Dr. Hebert carried out his undergraduate studies in biology at Queen’s University, his doctoral work in genetics at the University of Cambridge, and then held a Rutherford Fellowship at the University of Sydney. He currently holds a Canada Research Chair in Molecular Biodiversity at the University of Guelph where he is both a professor in the Department of Integrative Biology and Director of the Centre for Biodiversity Genomics. He brings 30 years of experience in the oversight of major research and academic units. He was Director of the Great Lakes Institute at the University of Windsor from 1986 to 1990 and Chair of the Department of Zoology at Guelph for the subsequent decade. He was Vice-President of Research at the Huntsman Marine Science Centre from 1992 to 1998 and then served as the Chair of its Board until 2003.

Since this time, he has focused his efforts on building a major research program in DNA barcoding, raising more than $100M to construct specialized research facilities, and to sustain a research team with outstanding capabilities in biodiversity science, informatics and genomics. He was Director for the Canadian Barcode of Life Network from 2005 to 2010. Since then, he has served as Scientific Director of the International Barcode of Life project, the largest research program ever undertaken in biodiversity science.

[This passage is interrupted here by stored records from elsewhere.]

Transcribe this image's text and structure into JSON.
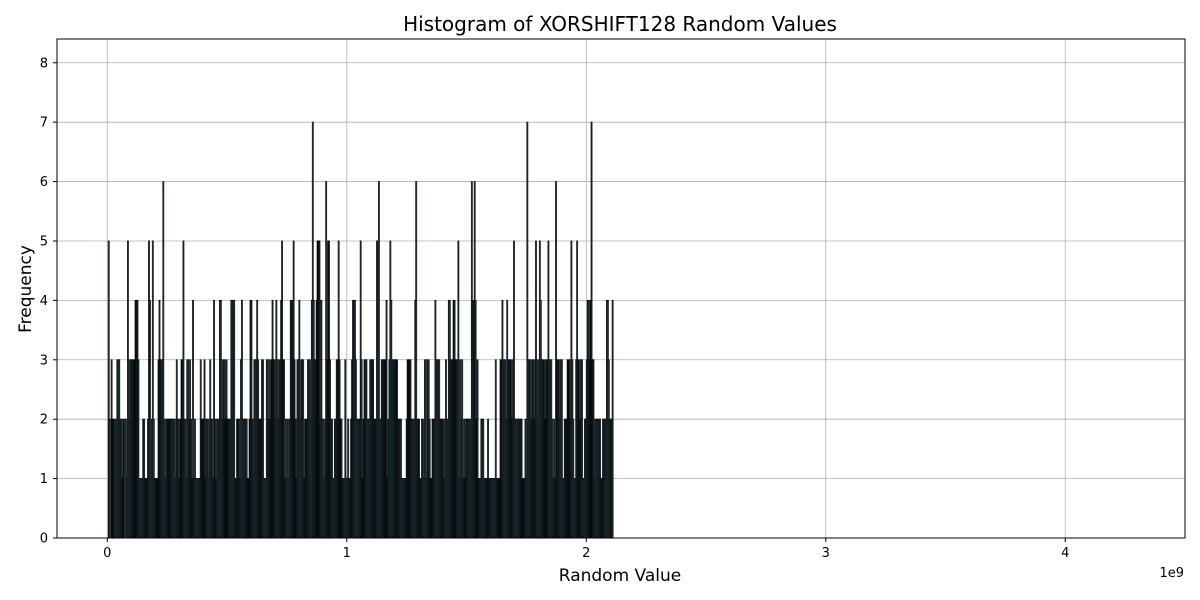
{
  "chart_data": {
    "type": "bar",
    "title": "Histogram of XORSHIFT128 Random Values",
    "xlabel": "Random Value",
    "ylabel": "Frequency",
    "x_offset_label": "1e9",
    "x_ticks": [
      0,
      1,
      2,
      3,
      4
    ],
    "x_tick_labels": [
      "0",
      "1",
      "2",
      "3",
      "4"
    ],
    "y_ticks": [
      0,
      1,
      2,
      3,
      4,
      5,
      6,
      7,
      8
    ],
    "y_tick_labels": [
      "0",
      "1",
      "2",
      "3",
      "4",
      "5",
      "6",
      "7",
      "8"
    ],
    "xlim": [
      -0.21,
      4.5
    ],
    "ylim": [
      0,
      8.4
    ],
    "bin_start": 0.004,
    "bin_width": 0.004,
    "grid": true,
    "bar_color": "#87ceeb",
    "edge_color": "#000000",
    "grid_color": "#b0b0b0",
    "counts": [
      5,
      2,
      0,
      3,
      2,
      2,
      2,
      0,
      2,
      3,
      3,
      3,
      2,
      2,
      1,
      2,
      2,
      0,
      2,
      1,
      5,
      3,
      2,
      3,
      3,
      3,
      3,
      3,
      4,
      4,
      4,
      3,
      1,
      1,
      1,
      1,
      2,
      2,
      1,
      1,
      1,
      2,
      5,
      4,
      1,
      2,
      5,
      2,
      1,
      1,
      1,
      1,
      3,
      4,
      3,
      3,
      3,
      6,
      2,
      1,
      2,
      2,
      2,
      2,
      2,
      2,
      2,
      2,
      2,
      2,
      1,
      3,
      2,
      2,
      1,
      2,
      3,
      3,
      5,
      2,
      2,
      1,
      3,
      3,
      2,
      3,
      2,
      1,
      4,
      1,
      2,
      1,
      1,
      1,
      1,
      1,
      3,
      2,
      2,
      2,
      3,
      1,
      2,
      2,
      1,
      2,
      3,
      2,
      2,
      1,
      4,
      2,
      1,
      2,
      2,
      2,
      4,
      4,
      3,
      2,
      3,
      3,
      2,
      3,
      2,
      2,
      2,
      2,
      4,
      4,
      4,
      4,
      1,
      1,
      2,
      2,
      2,
      1,
      3,
      4,
      2,
      2,
      2,
      2,
      2,
      1,
      1,
      2,
      4,
      4,
      2,
      2,
      3,
      3,
      3,
      4,
      3,
      2,
      2,
      2,
      3,
      3,
      1,
      1,
      1,
      3,
      3,
      2,
      3,
      2,
      3,
      4,
      3,
      3,
      2,
      4,
      3,
      2,
      3,
      3,
      4,
      5,
      3,
      3,
      1,
      2,
      1,
      2,
      1,
      2,
      4,
      4,
      4,
      5,
      3,
      2,
      1,
      3,
      3,
      4,
      2,
      3,
      3,
      3,
      1,
      2,
      2,
      2,
      3,
      3,
      3,
      2,
      4,
      7,
      4,
      3,
      3,
      4,
      5,
      5,
      5,
      2,
      4,
      2,
      2,
      1,
      2,
      6,
      3,
      5,
      5,
      3,
      2,
      2,
      1,
      1,
      2,
      2,
      3,
      3,
      5,
      3,
      2,
      2,
      1,
      1,
      1,
      3,
      1,
      1,
      2,
      1,
      1,
      2,
      3,
      4,
      4,
      4,
      3,
      2,
      2,
      2,
      2,
      5,
      3,
      1,
      2,
      3,
      3,
      3,
      2,
      2,
      2,
      3,
      3,
      3,
      3,
      2,
      2,
      2,
      5,
      5,
      6,
      2,
      2,
      3,
      3,
      3,
      3,
      3,
      4,
      1,
      2,
      3,
      5,
      4,
      3,
      3,
      3,
      3,
      3,
      3,
      2,
      2,
      2,
      2,
      1,
      1,
      1,
      1,
      1,
      2,
      3,
      3,
      3,
      3,
      2,
      2,
      2,
      2,
      4,
      6,
      2,
      2,
      2,
      1,
      1,
      2,
      2,
      1,
      3,
      3,
      1,
      3,
      3,
      2,
      1,
      1,
      2,
      2,
      2,
      4,
      3,
      3,
      3,
      3,
      2,
      2,
      2,
      2,
      1,
      2,
      3,
      2,
      2,
      4,
      4,
      3,
      3,
      3,
      4,
      4,
      3,
      3,
      3,
      5,
      1,
      3,
      2,
      3,
      1,
      2,
      1,
      2,
      2,
      2,
      2,
      2,
      2,
      6,
      4,
      4,
      6,
      4,
      2,
      3,
      1,
      1,
      1,
      2,
      2,
      2,
      1,
      1,
      1,
      1,
      2,
      1,
      1,
      1,
      1,
      1,
      1,
      1,
      3,
      1,
      1,
      1,
      1,
      3,
      3,
      4,
      3,
      3,
      3,
      2,
      4,
      3,
      3,
      3,
      3,
      2,
      3,
      5,
      2,
      2,
      2,
      2,
      2,
      2,
      2,
      2,
      1,
      1,
      1,
      2,
      1,
      7,
      3,
      3,
      3,
      2,
      3,
      3,
      2,
      3,
      5,
      3,
      2,
      3,
      5,
      4,
      3,
      3,
      3,
      3,
      2,
      3,
      3,
      5,
      3,
      3,
      3,
      2,
      1,
      2,
      1,
      6,
      3,
      3,
      3,
      2,
      3,
      3,
      1,
      1,
      2,
      2,
      2,
      3,
      3,
      3,
      2,
      5,
      3,
      2,
      1,
      1,
      3,
      5,
      3,
      3,
      2,
      3,
      3,
      1,
      1,
      2,
      2,
      3,
      4,
      4,
      3,
      4,
      7,
      3,
      3,
      1,
      2,
      2,
      2,
      2,
      2,
      2,
      1,
      1,
      2,
      2,
      2,
      2,
      4,
      4,
      3,
      2,
      2,
      2,
      4
    ]
  }
}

Dr. Hebert’s research program has employed diverse molecular approaches to advance understanding of issues such as breeding system evolution, invasive species and genome size evolution. He is, however, best known for proposing DNA barcoding as a tool for both specimen identification and species discovery. His 440 publications have attracted more than 50,000 citations and an h-index of 103 (Google Scholar), placing him as one of 35 Canadian researchers included in both the 2014 and 2015 lists of highly cited researchers. He has trained 102 graduate students and postdoctoral fellows, nearly half of whom now hold faculty positions. He is an Officer in the Order of Canada, a Fellow of the Royal Society of Canada and holds honorary degrees from the Universities of Waterloo and Windsor.